What the audience cares about, and what you offer, are the same thing. If you're doing it right.
The problem comes when you assume what you care about is important to the audience in the same way as it is important to you. Or that the way you habitually talk about something is the way that communicates directly to your audience.
I asked a client what they were interested in working on. What areas they wanted to improve. "Stage presence and content flow," he said.
I had a couple of choices at this point:
Option 1: Respond with, "Okay, so you want to develop charisma and story-telling skills." Now, I might not be incorrect, but I'm making my job harder.
What did I do? The client offered A and I gave them B. I put my own clever spin on their needs. I held up a mirror that no longer reflected them back to them.
What does their brain do? Their brain has to take the picture of the thing they care about (which is loaded with all the painful feelings associated with the experience of lacking stage presence and content flow) and create another picture of what they think I meant by what I said, then experience the feeling this new picture calls up, then compare the two feelings to see if they have a match.
What's the result? The client has an immediate experience of me as someone who doesn't listen. This two-sentence interaction, which takes less than 5 seconds to transpire, communicates that the speaker doesn't understand or doesn't care about what the audience is experiencing.
What's so wrong with that? By putting their needs in your words, you introduce a lot of noise in their brain. Making your audience work this hard is, at best, introducing conflict where it doesn't need to be. At worst, you've lost them forever.
Option 2: Respond with, "Okay, so what's your current experience of your stage presence and content flow?"

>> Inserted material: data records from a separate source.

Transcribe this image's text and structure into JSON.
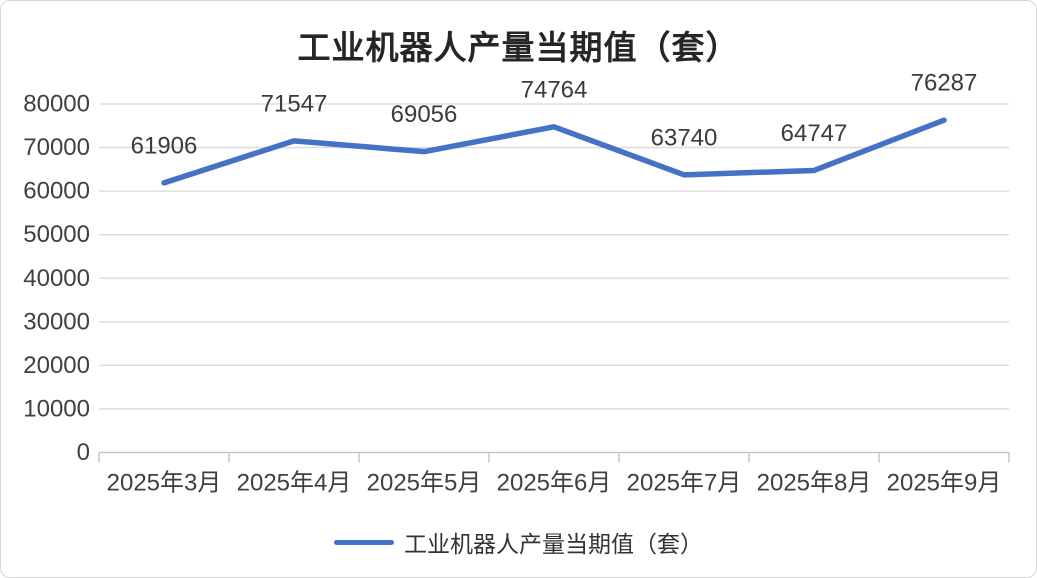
{
  "page": {
    "background": "#ffffff",
    "border_color": "#d6d6d6"
  },
  "colors": {
    "series_line": "#4472c4",
    "gridline": "#d9d9d9",
    "axis_line": "#bfbfbf",
    "tick_label_text": "#404040",
    "data_label_text": "#3b3b3b",
    "title_text": "#262626"
  },
  "chart_data": {
    "type": "line",
    "title": "工业机器人产量当期值（套）",
    "categories": [
      "2025年3月",
      "2025年4月",
      "2025年5月",
      "2025年6月",
      "2025年7月",
      "2025年8月",
      "2025年9月"
    ],
    "series": [
      {
        "name": "工业机器人产量当期值（套）",
        "values": [
          61906,
          71547,
          69056,
          74764,
          63740,
          64747,
          76287
        ],
        "color": "#4472c4"
      }
    ],
    "data_labels_shown": true,
    "ylim": [
      0,
      80000
    ],
    "ytick_interval": 10000,
    "ytick_labels": [
      "0",
      "10000",
      "20000",
      "30000",
      "40000",
      "50000",
      "60000",
      "70000",
      "80000"
    ],
    "grid": "horizontal",
    "legend_position": "bottom",
    "xlabel": "",
    "ylabel": ""
  }
}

What did I do? I provided a direct A-to-A mirror of what they offered me, and I ask a question to deepen my understanding of what they mean. My success is connected to my understanding of my clients' current experience and how they would like it to be different. I can't provide value to them if I don't know where they are, and I can't help them exceed their expectations if I refuse to see them.
What does their brain do? When we have our words matched by someone, there's a little part of us that says, "Yes! This person is like me." The brain opens the door to an experience of trust.
What's the result? Our audience feels safe and expresses itself authentically and easily.
What's so wrong with that? Provided the matching is supported by the intention to provide value to the audience, it's a pretty good way to do things.
Bottom line, find out what your audience cares about and give it back to them straight. Your value comes from what you do with the information you gather, not how clever you want them to think you are.